Next year (January I believe) the Government wants it to go to 10% bio diesel content. I forget the reason why but a small percentage of vehicles may have problems at this ratio.


----------



## davejen (Dec 6, 2009)

oldiebutgoodie said:


> Filter it myself after heating to drive off any moisture.
> Use bags like these.  18" 5 micron FILTER BAGS BIO DIESEL,VEG OIL, on eBay (end time 09-Dec-09 13:55:23 GMT)
> The savings are great zero pence per litre
> as opposed to £1.10 per litre!



so how do you dry off the moisture without cost? and are the filters free too?
Dave


----------



## Apache Two (Dec 6, 2009)

Hi
There is a place just off the A12 Stock/ Billericay turn off sells Bio diesel for 89.9 per ltr.


----------



## n8rbos (Dec 7, 2009)

i too run my tranny engined ldv on waste veg oil,no diff to power or consumption, what i don't do tho' is put it into the main tank.i stripped the old air filter box and put a sports filter on,and put a 6gallon tank in its place. i also built my own heat exchanger too.this time of year or any really your best running 70%wvo and 30%diesel,i use manual isolators too so no electonic bits to go wrong. the main probs people have with wvo is not filtering properly and running it too thick thus causing pump to work real hard,i also have a seperate filter for veg oil.


p.s. ready filtered is available on ebay@40/50p a litre, pop round your pubs and indian restuarants


----------



## l77 tuf (Dec 7, 2009)

our iveco daily 35/10 1999 vintage runs on veg oil all day long she been on it 18 months now i do treat if to a bit of derv every now and again 

bio feul 97.9 at the pump in manchester 

veg oil is 83.3p ltr at tesco right now then your points on top 

derv 109.9p ltr 

thats 25p a ltr saving to a van that has 100ltr tank like ours you soon save a lot of money and we do 30000 miles a yr so we save a lot of money 

so veg oil all the way for us straight of the shelf in the tank you try and tell me other wise cos it works i do it every day no filter/heater exept the feul filter on the engine changed every 6 months she runs spot on


----------



## biggirafe (Dec 7, 2009)

l77 tuf said:


> our iveco daily 35/10 1999 vintage runs on veg oil all day long she been on it 18 months now i do treat if to a bit of derv every now and again
> 
> bio feul 97.9 at the pump in manchester
> 
> ...



So if I read this right I can go to Tescos and buy 40 litres of their cheapest veg oil and put it in my tank with 40 litres of diesel with no ill effects to the mechanics and the engine will still run happily on this mix?

Seems to good to be true


----------



## guerdeval (Dec 7, 2009)

Yes you can provided its not a newish common rail diesel with the wrong type of pump. (but I'm not taking responsibility)


----------



## l77 tuf (Dec 7, 2009)

correct like i do if you have a van that is just a bog standard engine *not *hdi/jtd mine is a 2.8tdi and runs all day on the stuff 

hey and its cheap as chips


----------



## guerdeval (Dec 7, 2009)

Is that cheap   AS  chips or  WITH  chips?


----------



## biggirafe (Dec 7, 2009)

l77 tuf said:


> correct like i do if you have a van that is just a bog standard engine *not *hdi/jtd mine is a 2.8tdi and runs all day on the stuff
> 
> hey and its cheap as chips



Mine is a 2.5T 1995 Peugeout Boxer so I'm thinking this is ok then 

Thanks guys, this is a facinating subject and I can not see why people are not more interested in this, when you do only 26 mpg anything that can save you 1/4 of the cost.
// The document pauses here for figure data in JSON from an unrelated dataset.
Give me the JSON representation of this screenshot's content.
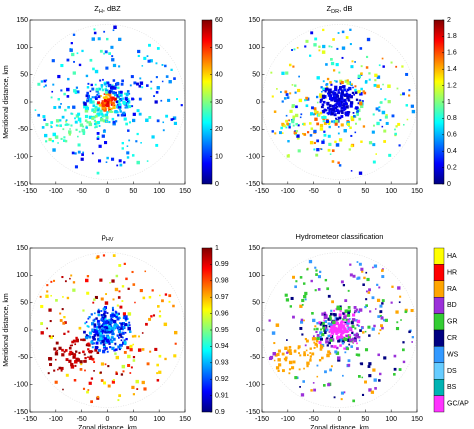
{
  "chart_data": [
    {
      "type": "heatmap",
      "title_parts": [
        "Z",
        "H",
        ", dBZ"
      ],
      "y_label": "Meridional distance, km",
      "xlim": [
        -150,
        150
      ],
      "ylim": [
        -150,
        150
      ],
      "xticks": [
        -150,
        -100,
        -50,
        0,
        50,
        100,
        150
      ],
      "yticks": [
        -150,
        -100,
        -50,
        0,
        50,
        100,
        150
      ],
      "colorbar": {
        "lim": [
          0,
          60
        ],
        "ticks": [
          0,
          10,
          20,
          30,
          40,
          50,
          60
        ],
        "colormap": "jet"
      }
    },
    {
      "type": "heatmap",
      "title_parts": [
        "Z",
        "DR",
        ", dB"
      ],
      "xlim": [
        -150,
        150
      ],
      "ylim": [
        -150,
        150
      ],
      "xticks": [
        -150,
        -100,
        -50,
        0,
        50,
        100,
        150
      ],
      "yticks": [
        -150,
        -100,
        -50,
        0,
        50,
        100,
        150
      ],
      "colorbar": {
        "lim": [
          0,
          2
        ],
        "ticks": [
          0,
          0.2,
          0.4,
          0.6,
          0.8,
          1,
          1.2,
          1.4,
          1.6,
          1.8,
          2
        ],
        "colormap": "jet"
      }
    },
    {
      "type": "heatmap",
      "title_parts": [
        "ρ",
        "HV"
      ],
      "y_label": "Meridional distance, km",
      "x_label": "Zonal distance, km",
      "xlim": [
        -150,
        150
      ],
      "ylim": [
        -150,
        150
      ],
      "xticks": [
        -150,
        -100,
        -50,
        0,
        50,
        100,
        150
      ],
      "yticks": [
        -150,
        -100,
        -50,
        0,
        50,
        100,
        150
      ],
      "colorbar": {
        "lim": [
          0.9,
          1
        ],
        "ticks": [
          0.9,
          0.91,
          0.92,
          0.93,
          0.94,
          0.95,
          0.96,
          0.97,
          0.98,
          0.99,
          1
        ],
        "colormap": "jet"
      }
    },
    {
      "type": "classification",
      "title": "Hydrometeor classification",
      "x_label": "Zonal distance, km",
      "xlim": [
        -150,
        150
      ],
      "ylim": [
        -150,
        150
      ],
      "xticks": [
        -150,
        -100,
        -50,
        0,
        50,
        100,
        150
      ],
      "yticks": [
        -150,
        -100,
        -50,
        0,
        50,
        100,
        150
      ],
      "classes": [
        {
          "name": "HA",
          "color": "#ffff00"
        },
        {
          "name": "HR",
          "color": "#ff0000"
        },
        {
          "name": "RA",
          "color": "#ffa500"
        },
        {
          "name": "BD",
          "color": "#9b30d9"
        },
        {
          "name": "GR",
          "color": "#33cc33"
        },
        {
          "name": "CR",
          "color": "#000080"
        },
        {
          "name": "WS",
          "color": "#3399ff"
        },
        {
          "name": "DS",
          "color": "#66ccff"
        },
        {
          "name": "BS",
          "color": "#00b3b3"
        },
        {
          "name": "GC/AP",
          "color": "#ff33ff"
        }
      ]
    }
  ]
}
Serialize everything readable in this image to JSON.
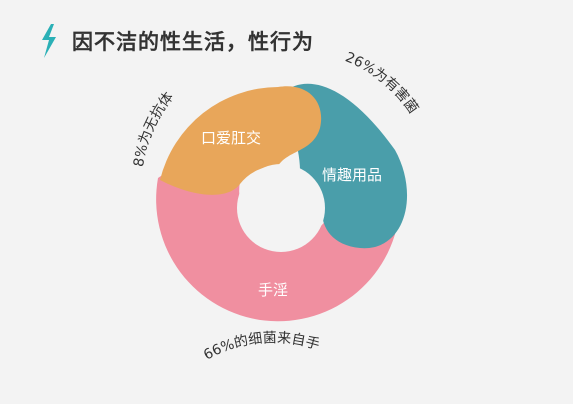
{
  "header": {
    "title": "因不洁的性生活，性行为",
    "icon": "lightning-bolt-icon"
  },
  "colors": {
    "accent": "#2ab0b6",
    "background": "#f3f3f3",
    "title_text": "#333333",
    "segment_text": "#ffffff",
    "annotation_text": "#333333"
  },
  "chart_data": {
    "type": "pie",
    "style": "donut",
    "title": "因不洁的性生活，性行为",
    "slices": [
      {
        "name": "口爱肛交",
        "color": "#e8a65a",
        "annotation": "8%为无抗体"
      },
      {
        "name": "情趣用品",
        "color": "#4a9eaa",
        "annotation": "26%为有害菌"
      },
      {
        "name": "手淫",
        "color": "#f08fa0",
        "annotation": "66%的细菌来自手"
      }
    ]
  }
}
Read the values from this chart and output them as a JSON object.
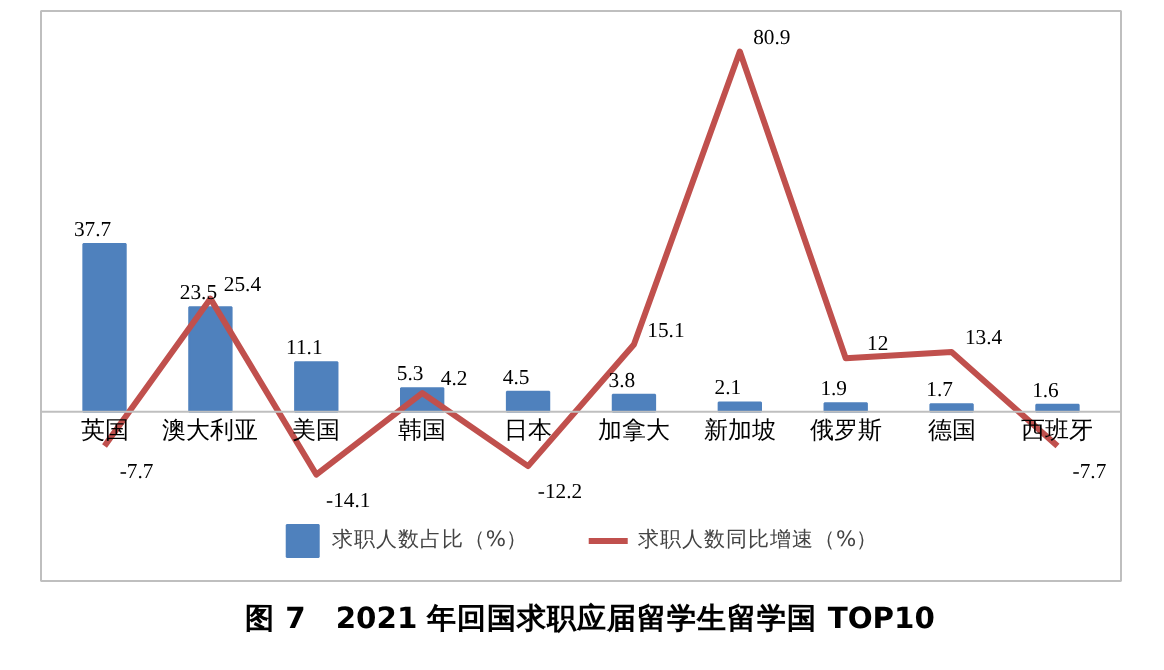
{
  "chart_data": {
    "type": "bar",
    "title": "图 7　2021 年回国求职应届留学生留学国 TOP10",
    "categories": [
      "英国",
      "澳大利亚",
      "美国",
      "韩国",
      "日本",
      "加拿大",
      "新加坡",
      "俄罗斯",
      "德国",
      "西班牙"
    ],
    "series": [
      {
        "name": "求职人数占比（%）",
        "color": "#4f81bd",
        "values": [
          37.7,
          23.5,
          11.1,
          5.3,
          4.5,
          3.8,
          2.1,
          1.9,
          1.7,
          1.6
        ]
      },
      {
        "name": "求职人数同比增速（%）",
        "color": "#c0504d",
        "type": "line",
        "values": [
          -7.7,
          25.4,
          -14.1,
          4.2,
          -12.2,
          15.1,
          80.9,
          12,
          13.4,
          -7.7
        ]
      }
    ],
    "ylim": [
      -38,
      90
    ],
    "tick_labels": "x",
    "grid": false,
    "legend": "bottom",
    "data_labels": true
  }
}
Cooking oil is 84p from tescos I'm sure if you bulk buy you can get a better price. Of course you don't want to damage the engine or cause starting problems but from what I have read on the web so long as you go 50/50 or 25/75 in winter you should be 100% ok.


----------



## Powertrain (Dec 7, 2009)

*Bio diesel fuels*

I am not surprised by tales of 'old' diesel engined vehicles running on various home-brews of waste oils since they were fitted with mechanical pumps and injectors. Indeed much of the external fittings on older diesels are there to stop the engine when required rather than keep them going. 
However electronically controlled and common rail diesels are altogether different and have been mapped to run on straight diesel or sometimes on a 5% bio content.
The injection map is created not only for optimum power, economy and drivability but also to meet emission regulations based on a known fuel chemistry and consistency, so putting in a random mixture of of oils is going to cause problems not only with your modern engine but also (I suspect) with warranties and insurance). 
I would particularly advise against it during the winter as the waxing point of these mixtures can be higher than commercial fuel and will mean that the fuel filter will block.


----------



## robert b (Dec 8, 2009)

ive got a 1.9 td peugot diesel 1998 and was strongly advised against using veg or bio in the engine lots of probs can develop


----------



## l77 tuf (Dec 8, 2009)

its your choice and your engine so you can do what you want folk i was adviced not to use in my iveco but i have run all my vans on veg oil not bio just virgin veg oil from supermarket and i have never had a problem


----------



## oldiebutgoodie (Dec 8, 2009)

davejen said:


> so how do you dry off the moisture without cost? and are the filters free too?
> Dave



Ensure the oil has been heated to smoking point before you get it and let it stand for a few weeks, the filter has been in use for three years - at the cost of 10 pence over the three years it is as near as zero as makes no odds.


----------